Rather than spending your fortune on expensive supplements and foreign products, you should look for food source for a particular nutrient which is available in your local market. You can use seasonal fruits to avoid the hassle of fruit search in local market or supermarkets.
You should stock your fridge with fresh fruits and veggies along with some frozen or canned items like beans which can be helpful just in case you are hungry but you don’t want to make something. Try to eat fresh as much as possible. Make your list of recipes which you are going to use in your meal plan.
Simple and realistic plan
Don’t get influenced by a diet plan which has got many likes or recommended by many nutritionist. Always remember it is not necessary that a plan which has worked for many will also work for you. Another thing is, you should include dishes which are simple to make and you are familiarize with the ingredients. Trying a totally different food can also leave you hungry.
Sample vegetarian meal plan
Your meal plan should be stomach filling, energy boosting and low on calories and vegetarian food is very able to do that because it is rich in fibers which makes you full, provides carbs and good fats (unsaturated fats and Trans fats) for energy and has less calories. Here is a suggested vegetarian meal plan which you can change according to your preferences.
Early morning – you can have glass of lukewarm water flavored with tablespoon of honey and lemon juice. Drink it on an empty stomach and it will cleanse your digestive system and refresh you completely.

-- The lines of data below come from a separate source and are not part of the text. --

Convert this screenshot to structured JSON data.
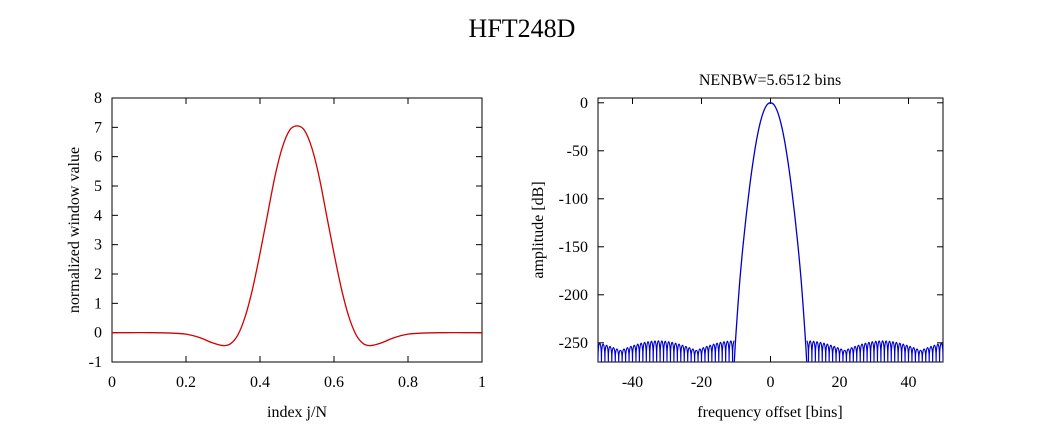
{
  "figure": {
    "title": "HFT248D"
  },
  "chart_data": [
    {
      "type": "line",
      "title": "",
      "xlabel": "index j/N",
      "ylabel": "normalized window value",
      "xlim": [
        0,
        1
      ],
      "ylim": [
        -1,
        8
      ],
      "xticks": [
        0,
        0.2,
        0.4,
        0.6,
        0.8,
        1
      ],
      "xtick_labels": [
        "0",
        "0.2",
        "0.4",
        "0.6",
        "0.8",
        "1"
      ],
      "yticks": [
        -1,
        0,
        1,
        2,
        3,
        4,
        5,
        6,
        7,
        8
      ],
      "ytick_labels": [
        "-1",
        "0",
        "1",
        "2",
        "3",
        "4",
        "5",
        "6",
        "7",
        "8"
      ],
      "grid": false,
      "series": [
        {
          "color": "#d40000",
          "x": [
            0,
            0.05,
            0.1,
            0.15,
            0.2,
            0.24,
            0.27,
            0.3,
            0.32,
            0.34,
            0.36,
            0.38,
            0.4,
            0.42,
            0.44,
            0.46,
            0.48,
            0.5,
            0.52,
            0.54,
            0.56,
            0.58,
            0.6,
            0.62,
            0.64,
            0.66,
            0.68,
            0.7,
            0.73,
            0.76,
            0.8,
            0.85,
            0.9,
            0.95,
            1
          ],
          "y": [
            0,
            0,
            0,
            -0.01,
            -0.05,
            -0.18,
            -0.34,
            -0.44,
            -0.38,
            -0.08,
            0.55,
            1.5,
            2.7,
            4.0,
            5.3,
            6.3,
            6.9,
            7.05,
            6.9,
            6.3,
            5.3,
            4.0,
            2.7,
            1.5,
            0.55,
            -0.08,
            -0.38,
            -0.44,
            -0.34,
            -0.18,
            -0.05,
            -0.01,
            0,
            0,
            0
          ]
        }
      ]
    },
    {
      "type": "line",
      "title": "NENBW=5.6512 bins",
      "xlabel": "frequency offset [bins]",
      "ylabel": "amplitude [dB]",
      "xlim": [
        -50,
        50
      ],
      "ylim": [
        -270,
        5
      ],
      "xticks": [
        -40,
        -20,
        0,
        20,
        40
      ],
      "xtick_labels": [
        "-40",
        "-20",
        "0",
        "20",
        "40"
      ],
      "yticks": [
        0,
        -50,
        -100,
        -150,
        -200,
        -250
      ],
      "ytick_labels": [
        "0",
        "-50",
        "-100",
        "-150",
        "-200",
        "-250"
      ],
      "grid": false,
      "mainlobe_halfwidth_bins": 10.5,
      "sidelobe_floor_db": -248,
      "series": [
        {
          "color": "#0000cc",
          "x": [
            -10.5,
            -10,
            -9,
            -8,
            -7,
            -6,
            -5,
            -4,
            -3,
            -2,
            -1,
            0,
            1,
            2,
            3,
            4,
            5,
            6,
            7,
            8,
            9,
            10,
            10.5
          ],
          "y": [
            -270,
            -240,
            -190,
            -150,
            -116,
            -86,
            -60,
            -38,
            -21,
            -9,
            -2,
            0,
            -2,
            -9,
            -21,
            -38,
            -60,
            -86,
            -116,
            -150,
            -190,
            -240,
            -270
          ]
        }
      ]
    }
  ]
}
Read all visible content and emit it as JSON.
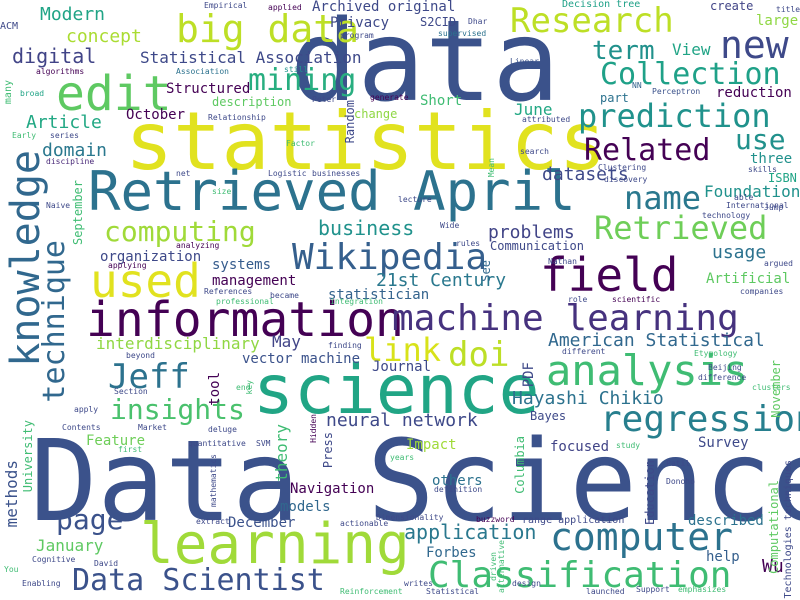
{
  "words": {
    "data_science": {
      "text": "Data Science",
      "color": "#3b528b"
    },
    "data": {
      "text": "data",
      "color": "#3b528b"
    },
    "statistics": {
      "text": "statistics",
      "color": "#e1e21f"
    },
    "retrieved_april": {
      "text": "Retrieved April",
      "color": "#2c728e"
    },
    "science": {
      "text": "science",
      "color": "#21a585"
    },
    "learning": {
      "text": "learning",
      "color": "#a0da39"
    },
    "information": {
      "text": "information",
      "color": "#440154"
    },
    "machine_learning": {
      "text": "machine learning",
      "color": "#46327e"
    },
    "knowledge": {
      "text": "knowledge",
      "color": "#31688e"
    },
    "edit": {
      "text": "edit",
      "color": "#5ec962"
    },
    "big_data": {
      "text": "big data",
      "color": "#bddf26"
    },
    "field": {
      "text": "field",
      "color": "#440154"
    },
    "analysis": {
      "text": "analysis",
      "color": "#3fbc73"
    },
    "research": {
      "text": "Research",
      "color": "#bddf26"
    },
    "new": {
      "text": "new",
      "color": "#3e4989"
    },
    "used": {
      "text": "used",
      "color": "#e1e21f"
    },
    "wikipedia": {
      "text": "Wikipedia",
      "color": "#355f8d"
    },
    "classification": {
      "text": "Classification",
      "color": "#3fbc73"
    },
    "data_scientist": {
      "text": "Data Scientist",
      "color": "#3b528b"
    },
    "computer": {
      "text": "computer",
      "color": "#2c728e"
    },
    "regression": {
      "text": "regression",
      "color": "#277f8e"
    },
    "prediction": {
      "text": "prediction",
      "color": "#20928c"
    },
    "collection": {
      "text": "Collection",
      "color": "#1fa188"
    },
    "technique": {
      "text": "technique",
      "color": "#31688e"
    },
    "related": {
      "text": "Related",
      "color": "#440154"
    },
    "retrieved": {
      "text": "Retrieved",
      "color": "#6ece58"
    },
    "name": {
      "text": "name",
      "color": "#2a788e"
    },
    "computing": {
      "text": "computing",
      "color": "#a0da39"
    },
    "mining": {
      "text": "mining",
      "color": "#28ae80"
    },
    "term": {
      "text": "term",
      "color": "#21918c"
    },
    "use": {
      "text": "use",
      "color": "#21918c"
    },
    "doi": {
      "text": "doi",
      "color": "#bddf26"
    },
    "jeff": {
      "text": "Jeff",
      "color": "#2c728e"
    },
    "insights": {
      "text": "insights",
      "color": "#4ac16d"
    },
    "link": {
      "text": "link",
      "color": "#d8e219"
    },
    "page": {
      "text": "page",
      "color": "#3b528b"
    },
    "modern": {
      "text": "Modern",
      "color": "#20a486"
    },
    "concept": {
      "text": "concept",
      "color": "#aadc32"
    },
    "statistical_association": {
      "text": "Statistical Association",
      "color": "#3e4989"
    },
    "digital": {
      "text": "digital",
      "color": "#414487"
    },
    "article": {
      "text": "Article",
      "color": "#22a884"
    },
    "domain": {
      "text": "domain",
      "color": "#2a788e"
    },
    "datasets": {
      "text": "datasets",
      "color": "#3e4989"
    },
    "foundation": {
      "text": "Foundation",
      "color": "#20928c"
    },
    "business": {
      "text": "business",
      "color": "#20928c"
    },
    "problems": {
      "text": "problems",
      "color": "#414487"
    },
    "usage": {
      "text": "usage",
      "color": "#2c728e"
    },
    "american_statistical": {
      "text": "American Statistical",
      "color": "#31688e"
    },
    "hayashi_chikio": {
      "text": "Hayashi Chikio",
      "color": "#2c728e"
    },
    "neural_network": {
      "text": "neural network",
      "color": "#3e4989"
    },
    "interdisciplinary": {
      "text": "interdisciplinary",
      "color": "#90d743"
    },
    "century": {
      "text": "21st Century",
      "color": "#2a788e"
    },
    "statistician": {
      "text": "statistician",
      "color": "#33638d"
    },
    "management": {
      "text": "management",
      "color": "#440154"
    },
    "systems": {
      "text": "systems",
      "color": "#365c8d"
    },
    "organization": {
      "text": "organization",
      "color": "#3e4989"
    },
    "application": {
      "text": "application",
      "color": "#2a788e"
    },
    "january": {
      "text": "January",
      "color": "#5ec962"
    },
    "forbes": {
      "text": "Forbes",
      "color": "#31688e"
    },
    "wu": {
      "text": "Wu",
      "color": "#440154"
    },
    "help": {
      "text": "help",
      "color": "#355f8d"
    },
    "described": {
      "text": "described",
      "color": "#2c728e"
    },
    "survey": {
      "text": "Survey",
      "color": "#3e4989"
    },
    "focused": {
      "text": "focused",
      "color": "#414487"
    },
    "impact": {
      "text": "Impact",
      "color": "#a0da39"
    },
    "others": {
      "text": "others",
      "color": "#2c728e"
    },
    "navigation": {
      "text": "Navigation",
      "color": "#440154"
    },
    "models": {
      "text": "models",
      "color": "#31688e"
    },
    "december": {
      "text": "December",
      "color": "#3b528b"
    },
    "feature": {
      "text": "Feature",
      "color": "#6ece58"
    },
    "vector_machine": {
      "text": "vector machine",
      "color": "#3b528b"
    },
    "may": {
      "text": "May",
      "color": "#414487"
    },
    "journal": {
      "text": "Journal",
      "color": "#3e4989"
    },
    "october": {
      "text": "October",
      "color": "#440154"
    },
    "structured": {
      "text": "Structured",
      "color": "#440154"
    },
    "description": {
      "text": "description",
      "color": "#5ec962"
    },
    "short": {
      "text": "Short",
      "color": "#3fbc73"
    },
    "june": {
      "text": "June",
      "color": "#22a884"
    },
    "view": {
      "text": "View",
      "color": "#20a486"
    },
    "privacy": {
      "text": "Privacy",
      "color": "#3e4989"
    },
    "archived_original": {
      "text": "Archived original",
      "color": "#3e4989"
    },
    "s2cid": {
      "text": "S2CID",
      "color": "#3e4989"
    },
    "communication": {
      "text": "Communication",
      "color": "#3e4989"
    },
    "see": {
      "text": "See",
      "color": "#31688e"
    },
    "artificial": {
      "text": "Artificial",
      "color": "#5ec962"
    },
    "three": {
      "text": "three",
      "color": "#21918c"
    },
    "isbn": {
      "text": "ISBN",
      "color": "#20a486"
    },
    "decision_tree": {
      "text": "Decision tree",
      "color": "#1fa188"
    },
    "create": {
      "text": "create",
      "color": "#414487"
    },
    "large": {
      "text": "large",
      "color": "#8fd744"
    },
    "reduction": {
      "text": "reduction",
      "color": "#440154"
    },
    "perceptron": {
      "text": "Perceptron",
      "color": "#3b528b"
    },
    "nn": {
      "text": "NN",
      "color": "#33638d"
    },
    "linear": {
      "text": "Linear",
      "color": "#3b528b"
    },
    "part": {
      "text": "part",
      "color": "#2c728e"
    },
    "change": {
      "text": "change",
      "color": "#8fd744"
    },
    "random": {
      "text": "Random",
      "color": "#3e4989"
    },
    "empirical": {
      "text": "Empirical",
      "color": "#3e4989"
    },
    "applied": {
      "text": "applied",
      "color": "#440154"
    },
    "dhar": {
      "text": "Dhar",
      "color": "#3e4989"
    },
    "supervised": {
      "text": "supervised",
      "color": "#2c728e"
    },
    "program": {
      "text": "program",
      "color": "#3e4989"
    },
    "still": {
      "text": "still",
      "color": "#20928c"
    },
    "association": {
      "text": "Association",
      "color": "#2c728e"
    },
    "peter": {
      "text": "Peter",
      "color": "#3e4989"
    },
    "generate": {
      "text": "generate",
      "color": "#440154"
    },
    "algorithms": {
      "text": "algorithms",
      "color": "#440154"
    },
    "broad": {
      "text": "broad",
      "color": "#20a486"
    },
    "series": {
      "text": "series",
      "color": "#3e4989"
    },
    "relationship": {
      "text": "Relationship",
      "color": "#3e4989"
    },
    "factor": {
      "text": "Factor",
      "color": "#3fbc73"
    },
    "discipline": {
      "text": "discipline",
      "color": "#482878"
    },
    "early": {
      "text": "Early",
      "color": "#3fbc73"
    },
    "naive": {
      "text": "Naive",
      "color": "#3e4989"
    },
    "net": {
      "text": "net",
      "color": "#3e4989"
    },
    "size": {
      "text": "size",
      "color": "#3fbc73"
    },
    "logistic": {
      "text": "Logistic",
      "color": "#3e4989"
    },
    "businesses": {
      "text": "businesses",
      "color": "#3e4989"
    },
    "wide": {
      "text": "Wide",
      "color": "#3e4989"
    },
    "lecture": {
      "text": "lecture",
      "color": "#3e4989"
    },
    "discovery": {
      "text": "discovery",
      "color": "#3e4989"
    },
    "clustering": {
      "text": "Clustering",
      "color": "#3e4989"
    },
    "international": {
      "text": "International",
      "color": "#3e4989"
    },
    "able": {
      "text": "able",
      "color": "#3e4989"
    },
    "jump": {
      "text": "Jump",
      "color": "#3e4989"
    },
    "technology": {
      "text": "technology",
      "color": "#3e4989"
    },
    "argued": {
      "text": "argued",
      "color": "#3e4989"
    },
    "nathan": {
      "text": "Nathan",
      "color": "#3e4989"
    },
    "rules": {
      "text": "rules",
      "color": "#3e4989"
    },
    "applying": {
      "text": "applying",
      "color": "#440154"
    },
    "analyzing": {
      "text": "analyzing",
      "color": "#440154"
    },
    "references": {
      "text": "References",
      "color": "#3e4989"
    },
    "became": {
      "text": "became",
      "color": "#3e4989"
    },
    "integration": {
      "text": "integration",
      "color": "#3fbc73"
    },
    "professional": {
      "text": "professional",
      "color": "#3fbc73"
    },
    "finding": {
      "text": "finding",
      "color": "#3e4989"
    },
    "role": {
      "text": "role",
      "color": "#3e4989"
    },
    "scientific": {
      "text": "scientific",
      "color": "#440154"
    },
    "companies": {
      "text": "companies",
      "color": "#3e4989"
    },
    "different": {
      "text": "different",
      "color": "#3e4989"
    },
    "etymology": {
      "text": "Etymology",
      "color": "#3fbc73"
    },
    "beijing": {
      "text": "Beijing",
      "color": "#3e4989"
    },
    "clusters": {
      "text": "clusters",
      "color": "#3fbc73"
    },
    "difference": {
      "text": "difference",
      "color": "#3e4989"
    },
    "november": {
      "text": "November",
      "color": "#5ec962"
    },
    "beyond": {
      "text": "beyond",
      "color": "#3e4989"
    },
    "section": {
      "text": "Section",
      "color": "#3e4989"
    },
    "end": {
      "text": "end",
      "color": "#3fbc73"
    },
    "key": {
      "text": "key",
      "color": "#3fbc73"
    },
    "tool": {
      "text": "tool",
      "color": "#440154"
    },
    "hidden": {
      "text": "Hidden",
      "color": "#440154"
    },
    "apply": {
      "text": "apply",
      "color": "#3e4989"
    },
    "market": {
      "text": "Market",
      "color": "#3e4989"
    },
    "contents": {
      "text": "Contents",
      "color": "#3e4989"
    },
    "deluge": {
      "text": "deluge",
      "color": "#3e4989"
    },
    "quantitative": {
      "text": "quantitative",
      "color": "#3e4989"
    },
    "svm": {
      "text": "SVM",
      "color": "#3e4989"
    },
    "first": {
      "text": "first",
      "color": "#3fbc73"
    },
    "mathematics": {
      "text": "mathematics",
      "color": "#3e4989"
    },
    "years": {
      "text": "years",
      "color": "#3fbc73"
    },
    "study": {
      "text": "study",
      "color": "#3fbc73"
    },
    "patil": {
      "text": "Patil",
      "color": "#3e4989"
    },
    "donoho": {
      "text": "Donoho",
      "color": "#3e4989"
    },
    "definition": {
      "text": "definition",
      "color": "#3e4989"
    },
    "press": {
      "text": "Press",
      "color": "#3e4989"
    },
    "theory": {
      "text": "theory",
      "color": "#3fbc73"
    },
    "columbia": {
      "text": "Columbia",
      "color": "#3fbc73"
    },
    "university": {
      "text": "University",
      "color": "#3fbc73"
    },
    "methods": {
      "text": "methods",
      "color": "#3b528b"
    },
    "education": {
      "text": "Education",
      "color": "#3e4989"
    },
    "computational": {
      "text": "Computational",
      "color": "#5ec962"
    },
    "technologies_techniques": {
      "text": "Technologies techniques",
      "color": "#3e4989"
    },
    "extract": {
      "text": "extract",
      "color": "#3e4989"
    },
    "actionable": {
      "text": "actionable",
      "color": "#3e4989"
    },
    "dimensionality": {
      "text": "Dimensionality",
      "color": "#3e4989"
    },
    "buzzword": {
      "text": "buzzword",
      "color": "#440154"
    },
    "range_application": {
      "text": "range application",
      "color": "#3e4989"
    },
    "david": {
      "text": "David",
      "color": "#3e4989"
    },
    "cognitive": {
      "text": "Cognitive",
      "color": "#3e4989"
    },
    "enabling": {
      "text": "Enabling",
      "color": "#3e4989"
    },
    "you": {
      "text": "You",
      "color": "#3fbc73"
    },
    "reinforcement": {
      "text": "Reinforcement",
      "color": "#3fbc73"
    },
    "writes": {
      "text": "writes",
      "color": "#3e4989"
    },
    "statistical": {
      "text": "Statistical",
      "color": "#3e4989"
    },
    "alternative": {
      "text": "alternative",
      "color": "#3fbc73"
    },
    "driven": {
      "text": "driven",
      "color": "#3fbc73"
    },
    "design": {
      "text": "design",
      "color": "#3e4989"
    },
    "launched": {
      "text": "launched",
      "color": "#3e4989"
    },
    "support": {
      "text": "Support",
      "color": "#3e4989"
    },
    "emphasizes": {
      "text": "emphasizes",
      "color": "#3fbc73"
    },
    "acm": {
      "text": "ACM",
      "color": "#3e4989"
    },
    "many": {
      "text": "many",
      "color": "#3fbc73"
    },
    "september": {
      "text": "September",
      "color": "#3fbc73"
    },
    "search": {
      "text": "search",
      "color": "#3e4989"
    },
    "attributed": {
      "text": "attributed",
      "color": "#3e4989"
    },
    "skills": {
      "text": "skills",
      "color": "#3e4989"
    },
    "mean": {
      "text": "Mean",
      "color": "#3fbc73"
    },
    "title": {
      "text": "title",
      "color": "#3e4989"
    },
    "bayes": {
      "text": "Bayes",
      "color": "#3e4989"
    },
    "pdf": {
      "text": "PDF",
      "color": "#3e4989"
    }
  }
}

Breakfast – it should be light but energetic. You can have a glass of skimmed milk and brown bread or bowl of bran/oats/cornflakes with milk or a bowl of sprouts with some lemon juice and salt or fruit salad.

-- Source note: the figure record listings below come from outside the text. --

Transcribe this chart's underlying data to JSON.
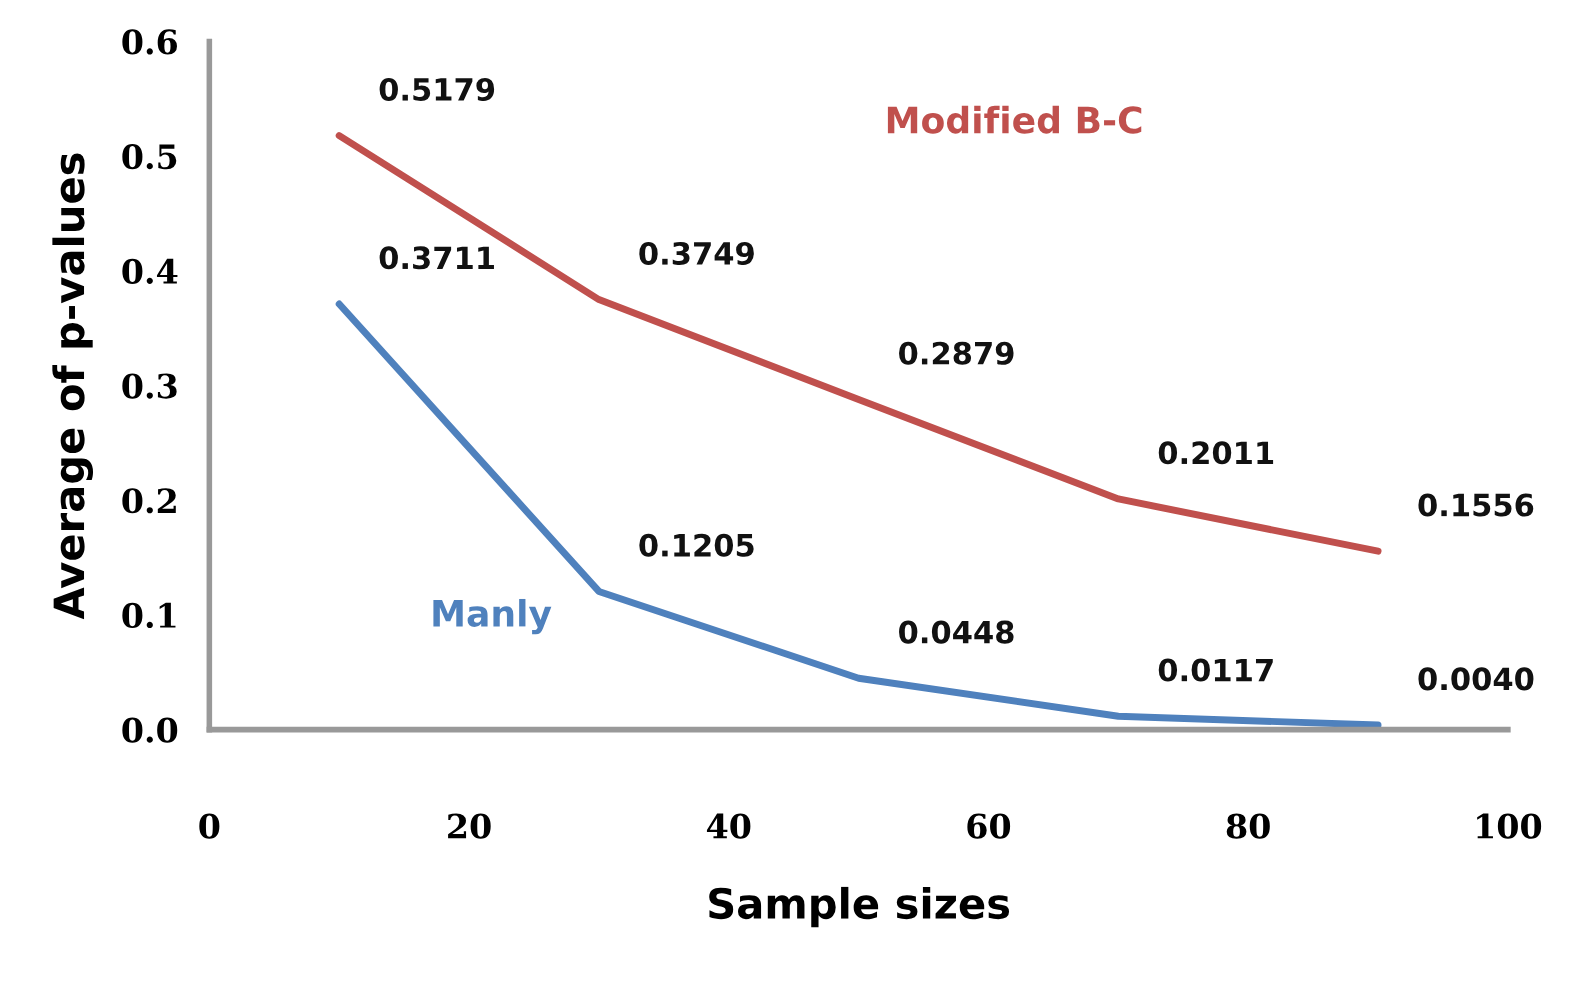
{
  "chart_data": {
    "type": "line",
    "xlabel": "Sample sizes",
    "ylabel": "Average of p-values",
    "x": [
      10,
      30,
      50,
      70,
      90
    ],
    "series": [
      {
        "name": "Modified B-C",
        "color": "#c0504d",
        "values": [
          0.5179,
          0.3749,
          0.2879,
          0.2011,
          0.1556
        ],
        "value_labels": [
          "0.5179",
          "0.3749",
          "0.2879",
          "0.2011",
          "0.1556"
        ]
      },
      {
        "name": "Manly",
        "color": "#4f81bd",
        "values": [
          0.3711,
          0.1205,
          0.0448,
          0.0117,
          0.004
        ],
        "value_labels": [
          "0.3711",
          "0.1205",
          "0.0448",
          "0.0117",
          "0.0040"
        ]
      }
    ],
    "xlim": [
      0,
      100
    ],
    "xticks": [
      0,
      20,
      40,
      60,
      80,
      100
    ],
    "ylim": [
      0,
      0.6
    ],
    "yticks": [
      {
        "value": 0,
        "label": "0.0"
      },
      {
        "value": 0.1,
        "label": "0.1"
      },
      {
        "value": 0.2,
        "label": "0.2"
      },
      {
        "value": 0.3,
        "label": "0.3"
      },
      {
        "value": 0.4,
        "label": "0.4"
      },
      {
        "value": 0.5,
        "label": "0.5"
      },
      {
        "value": 0.6,
        "label": "0.6"
      }
    ],
    "grid": false,
    "legend": false,
    "marker": "none",
    "line_style": "solid"
  }
}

Mid morning snack – you can take a glass of juice or tea/black coffee and handful of almonds or walnuts as snacks. The fibers in the seeds and nuts will satiate your hunger.
Lunch – this meal should be comparatively heavy than the rest of the meals. You can have chapatti (Indian bread), brown rice, dal (cooked lentils), vegetables, yogurt and salad.
Evening snack – 1 whole fruit like apple/ banana/ avocado or bowl of sprouts or fruits salad or biscuits with cup of green tea
Dinner – soybean nutrela or tomato soup, chapatti, brown rice, dal, salad can be taken in dinner.
Before going to bed – you can have a glass of warm skimmed milk before going to sleep as it helps in inducing sleep. You can also eat fruits instead of drinking milk before going to bed.
This was just a simple diet plan to give you a rough idea about how should your meal plan look like. You can add fruits, veggies, dishes according to your choice and ingredient availability.